The police had a theory as to why Jacoby had apparently killed himself.  "A red-covered book on Socialism was found in the empty rowboat the police later picked up.  Jacoby is thought to have been a deep student of the theories of Marx and his deep reading may have unbalanced his mind," explained the Daily Star.

The post-World War I years saw more Italian immigrants in the neighborhood than German.  In 1920 Pietro Fardellone, who worked for the Department of Docks, purchased No. 165 and moved his family into one of the apartments.  

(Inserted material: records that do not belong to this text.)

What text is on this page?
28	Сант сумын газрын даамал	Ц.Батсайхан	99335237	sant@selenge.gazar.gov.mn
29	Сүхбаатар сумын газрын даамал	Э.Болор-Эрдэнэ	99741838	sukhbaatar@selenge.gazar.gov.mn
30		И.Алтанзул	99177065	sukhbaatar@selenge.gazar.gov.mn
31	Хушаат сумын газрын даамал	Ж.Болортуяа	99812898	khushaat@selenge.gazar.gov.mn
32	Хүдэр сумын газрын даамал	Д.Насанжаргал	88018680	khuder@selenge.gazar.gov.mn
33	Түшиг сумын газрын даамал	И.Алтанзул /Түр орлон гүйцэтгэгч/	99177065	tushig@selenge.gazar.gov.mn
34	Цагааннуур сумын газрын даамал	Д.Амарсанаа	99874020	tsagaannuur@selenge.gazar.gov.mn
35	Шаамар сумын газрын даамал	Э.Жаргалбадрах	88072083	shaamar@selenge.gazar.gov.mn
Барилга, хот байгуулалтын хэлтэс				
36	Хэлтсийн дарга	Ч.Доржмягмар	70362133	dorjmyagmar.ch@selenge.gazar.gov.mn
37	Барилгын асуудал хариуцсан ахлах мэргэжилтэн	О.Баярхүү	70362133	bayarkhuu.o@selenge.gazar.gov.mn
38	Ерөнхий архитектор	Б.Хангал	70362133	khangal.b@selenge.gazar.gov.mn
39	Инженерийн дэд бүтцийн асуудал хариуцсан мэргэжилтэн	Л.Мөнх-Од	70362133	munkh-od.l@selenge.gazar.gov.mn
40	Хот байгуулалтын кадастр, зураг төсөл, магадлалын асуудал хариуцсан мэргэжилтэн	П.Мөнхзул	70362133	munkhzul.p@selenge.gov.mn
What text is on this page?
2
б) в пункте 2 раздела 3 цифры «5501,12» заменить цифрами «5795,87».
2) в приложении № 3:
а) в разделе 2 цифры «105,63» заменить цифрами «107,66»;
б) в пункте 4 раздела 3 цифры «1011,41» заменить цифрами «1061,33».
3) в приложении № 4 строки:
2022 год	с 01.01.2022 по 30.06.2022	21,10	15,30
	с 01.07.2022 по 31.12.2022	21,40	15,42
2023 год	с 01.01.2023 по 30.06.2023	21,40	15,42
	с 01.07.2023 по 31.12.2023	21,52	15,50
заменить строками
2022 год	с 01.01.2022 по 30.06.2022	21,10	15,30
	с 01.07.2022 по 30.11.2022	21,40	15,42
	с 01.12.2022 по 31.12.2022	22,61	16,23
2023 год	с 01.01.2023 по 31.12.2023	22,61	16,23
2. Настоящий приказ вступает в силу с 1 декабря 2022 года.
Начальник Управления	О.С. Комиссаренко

Most likely unknown to him, two of his residents, Jacob Ackerman and his wife, were running a business from their apartment--one that displeased Federal authorities.  On April 23, 1925, working on a tip that bootleg alcohol could be purchased there, four undercover Prohibition agents showed up at the Ackerman apartment and bought liquor.  Inside they found the still that produced the illegal alcohol.  Not surprisingly the Ackermans were arrested.

During the Great Depression years the store was home to Burger Brothers, a hardware and housewares store where housewives could buy items like the Wear-Ever stew pan.

In the last quarter of the 20th century the space held Bossanova, listed in The New York Times's "A Guide to the Area's Hot Spots" as an "interesting home furnishing shop."


The storefront was remodeled in 2009 and the upper floors renovated in 2013 to three-bedroom apartments.  It was purchased by Aksum Investors L.L.C. in 2017 for $7.2 million.  Other than the modern storefront, it is little changed since Abraham Katz remodeled it in 1890, adding his name for passersby today to wonder about.